A los diez minutos me hacen recoger los cuatro chécheres que poseo. Salgo del módulo siguiendo los pasos del José. Me conducen con la parsimonia tan particular de estas casas a lo que todo el mundo denomina, con respeto y desgana, el Chopano.
La sola entrada al lugar impone; no sé por qué, ya que de puertas para fuera mantiene la misma línea arquitectónica del resto de los módulos. Solo cuando traspasas la puerta corrediza de acceso, comienzas a percibir detalles impropios de un módulo corriente. Y lo primero que te impacta es el silencio absoluto que allí existe, roto de cuando en cuando, y como oiré más adelante, por solitarios gritos desgarradores.
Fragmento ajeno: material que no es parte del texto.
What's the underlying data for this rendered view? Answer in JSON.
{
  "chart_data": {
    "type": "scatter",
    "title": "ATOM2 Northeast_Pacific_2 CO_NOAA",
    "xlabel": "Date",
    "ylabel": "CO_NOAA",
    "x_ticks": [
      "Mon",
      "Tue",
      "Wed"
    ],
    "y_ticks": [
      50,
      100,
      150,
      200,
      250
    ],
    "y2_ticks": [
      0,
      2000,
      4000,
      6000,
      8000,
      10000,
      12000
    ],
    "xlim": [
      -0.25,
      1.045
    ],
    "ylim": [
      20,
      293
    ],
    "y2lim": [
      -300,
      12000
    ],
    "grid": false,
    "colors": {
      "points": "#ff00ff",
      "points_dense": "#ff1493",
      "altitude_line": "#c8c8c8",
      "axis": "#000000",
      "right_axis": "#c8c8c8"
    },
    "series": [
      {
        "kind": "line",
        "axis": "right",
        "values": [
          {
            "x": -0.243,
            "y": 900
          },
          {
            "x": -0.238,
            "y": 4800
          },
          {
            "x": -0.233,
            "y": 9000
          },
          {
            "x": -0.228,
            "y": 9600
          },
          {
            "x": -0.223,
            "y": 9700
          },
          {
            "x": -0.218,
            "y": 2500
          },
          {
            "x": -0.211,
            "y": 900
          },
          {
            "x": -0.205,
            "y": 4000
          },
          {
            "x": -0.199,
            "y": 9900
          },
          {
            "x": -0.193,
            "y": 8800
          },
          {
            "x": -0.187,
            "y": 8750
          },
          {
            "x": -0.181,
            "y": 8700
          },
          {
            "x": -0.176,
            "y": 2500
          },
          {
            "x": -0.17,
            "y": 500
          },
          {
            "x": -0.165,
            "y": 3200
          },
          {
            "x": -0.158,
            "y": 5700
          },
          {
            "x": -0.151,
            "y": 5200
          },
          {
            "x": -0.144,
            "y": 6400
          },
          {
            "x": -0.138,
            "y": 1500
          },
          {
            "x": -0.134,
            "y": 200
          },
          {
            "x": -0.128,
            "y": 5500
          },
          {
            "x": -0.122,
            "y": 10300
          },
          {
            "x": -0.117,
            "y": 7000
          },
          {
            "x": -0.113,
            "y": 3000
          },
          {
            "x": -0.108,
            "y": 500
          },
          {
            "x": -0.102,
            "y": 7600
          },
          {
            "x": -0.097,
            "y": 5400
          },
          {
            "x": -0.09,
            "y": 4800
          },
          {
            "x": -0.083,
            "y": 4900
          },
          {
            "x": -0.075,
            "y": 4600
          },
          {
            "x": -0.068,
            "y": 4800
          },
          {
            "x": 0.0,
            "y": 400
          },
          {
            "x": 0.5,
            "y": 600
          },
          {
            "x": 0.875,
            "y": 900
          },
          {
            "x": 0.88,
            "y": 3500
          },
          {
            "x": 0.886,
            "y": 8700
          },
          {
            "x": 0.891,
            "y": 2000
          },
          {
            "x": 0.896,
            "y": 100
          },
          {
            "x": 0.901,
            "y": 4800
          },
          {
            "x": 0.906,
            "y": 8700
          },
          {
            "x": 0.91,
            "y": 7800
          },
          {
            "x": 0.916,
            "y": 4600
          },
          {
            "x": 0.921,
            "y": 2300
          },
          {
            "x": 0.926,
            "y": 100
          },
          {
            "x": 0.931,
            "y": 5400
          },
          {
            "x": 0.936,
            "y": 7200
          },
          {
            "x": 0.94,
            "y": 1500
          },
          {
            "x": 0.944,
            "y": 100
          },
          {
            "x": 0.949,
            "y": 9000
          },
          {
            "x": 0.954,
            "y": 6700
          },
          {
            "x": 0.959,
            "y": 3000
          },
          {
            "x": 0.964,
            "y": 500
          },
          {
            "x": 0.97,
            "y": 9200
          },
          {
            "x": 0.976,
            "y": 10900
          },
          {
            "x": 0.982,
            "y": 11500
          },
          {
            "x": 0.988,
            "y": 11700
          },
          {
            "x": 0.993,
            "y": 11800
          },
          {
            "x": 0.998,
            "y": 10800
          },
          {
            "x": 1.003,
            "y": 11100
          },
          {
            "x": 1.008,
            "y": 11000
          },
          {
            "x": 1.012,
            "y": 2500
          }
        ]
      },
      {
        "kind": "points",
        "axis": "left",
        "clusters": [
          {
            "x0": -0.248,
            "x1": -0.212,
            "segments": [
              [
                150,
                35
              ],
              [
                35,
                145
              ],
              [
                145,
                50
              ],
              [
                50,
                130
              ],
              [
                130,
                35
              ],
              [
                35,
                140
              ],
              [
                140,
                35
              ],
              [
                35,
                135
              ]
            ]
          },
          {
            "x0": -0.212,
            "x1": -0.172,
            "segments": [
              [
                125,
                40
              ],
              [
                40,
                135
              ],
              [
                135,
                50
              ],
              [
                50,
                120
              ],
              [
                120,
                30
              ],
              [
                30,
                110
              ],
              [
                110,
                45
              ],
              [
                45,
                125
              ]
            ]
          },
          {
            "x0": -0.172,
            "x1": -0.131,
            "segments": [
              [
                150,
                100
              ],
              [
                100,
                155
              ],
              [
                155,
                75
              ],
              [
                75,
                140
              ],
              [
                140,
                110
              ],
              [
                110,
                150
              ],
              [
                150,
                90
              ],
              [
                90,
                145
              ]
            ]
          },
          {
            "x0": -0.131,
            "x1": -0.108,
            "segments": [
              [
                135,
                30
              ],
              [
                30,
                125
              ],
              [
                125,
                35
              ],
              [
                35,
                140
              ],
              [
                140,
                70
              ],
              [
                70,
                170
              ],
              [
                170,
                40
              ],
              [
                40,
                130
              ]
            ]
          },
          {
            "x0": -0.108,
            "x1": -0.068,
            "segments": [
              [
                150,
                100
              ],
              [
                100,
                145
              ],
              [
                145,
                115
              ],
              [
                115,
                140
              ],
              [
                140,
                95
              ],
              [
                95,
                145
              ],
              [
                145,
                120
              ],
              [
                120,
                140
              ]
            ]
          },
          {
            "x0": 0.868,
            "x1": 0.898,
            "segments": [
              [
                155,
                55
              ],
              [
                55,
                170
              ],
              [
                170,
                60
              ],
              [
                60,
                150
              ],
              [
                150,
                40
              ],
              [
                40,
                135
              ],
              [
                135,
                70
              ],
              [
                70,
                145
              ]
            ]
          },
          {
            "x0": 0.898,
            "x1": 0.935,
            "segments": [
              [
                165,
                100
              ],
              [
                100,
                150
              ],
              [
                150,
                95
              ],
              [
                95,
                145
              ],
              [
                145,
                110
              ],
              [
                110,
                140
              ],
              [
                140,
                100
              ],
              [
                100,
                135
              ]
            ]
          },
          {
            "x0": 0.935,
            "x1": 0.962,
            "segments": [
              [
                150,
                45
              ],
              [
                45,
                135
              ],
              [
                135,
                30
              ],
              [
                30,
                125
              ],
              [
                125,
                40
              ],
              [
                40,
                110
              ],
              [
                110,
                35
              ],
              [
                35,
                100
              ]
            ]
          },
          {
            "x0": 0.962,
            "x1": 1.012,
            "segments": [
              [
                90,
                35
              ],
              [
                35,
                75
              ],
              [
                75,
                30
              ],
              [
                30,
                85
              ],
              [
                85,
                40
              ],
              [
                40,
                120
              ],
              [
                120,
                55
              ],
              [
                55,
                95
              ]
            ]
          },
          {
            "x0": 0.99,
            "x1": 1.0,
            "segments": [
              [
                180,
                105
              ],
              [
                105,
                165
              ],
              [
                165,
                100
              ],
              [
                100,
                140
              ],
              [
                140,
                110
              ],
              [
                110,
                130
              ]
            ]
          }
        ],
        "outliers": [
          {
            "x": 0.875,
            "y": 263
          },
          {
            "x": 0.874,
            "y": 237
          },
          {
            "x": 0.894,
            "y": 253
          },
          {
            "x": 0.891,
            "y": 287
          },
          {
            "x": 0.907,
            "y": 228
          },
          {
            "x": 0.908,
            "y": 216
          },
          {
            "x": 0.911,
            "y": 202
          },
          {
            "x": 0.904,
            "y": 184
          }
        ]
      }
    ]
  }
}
Otro detalle. Nos reciben, no uno, ni dos funcionarios, sino tres y con cara de hastío.
-¿Y éste, en qué lío se ha metido?
-Nada, hombre, uno nuevo que se ha enfrascado en una pelea con el gitano que os acabamos de traer. Pero se ha pispado que se puede buscar un marrón con el padre del otro y no hemos tenido más cojones que traerlo. Así conoce nuestras suites de lujo, ja, ja, ja –ríe mi acompañante con la gracia propia de un patán.
Los otros refuerzan el chiste de su compañero con risotadas estruendosas. Se despiden y allí me quedo, en mitad del corredor, con mi bolsa de poco peso y la incógnita de qué pasará. Uno más de los tantos interrogantes que me surgen desde mi detención. En el último mes, las dudas han cruzado en más ocasiones mi pensamiento que durante el resto de mi vida.
-Venga, acompáñame -me dice uno de los funcionarios, que siempre enguantados, se encargan de este módulo de castigo. Lo sigo, qué voy a hacer.
Lo acompaño al segundo piso. Llegamos hasta la puerta que algún día tuvo un opaco color verde y me da la señal para que entre. Entro. Son iguales a las de los demás módulos. ¿Dónde radica la diferencia?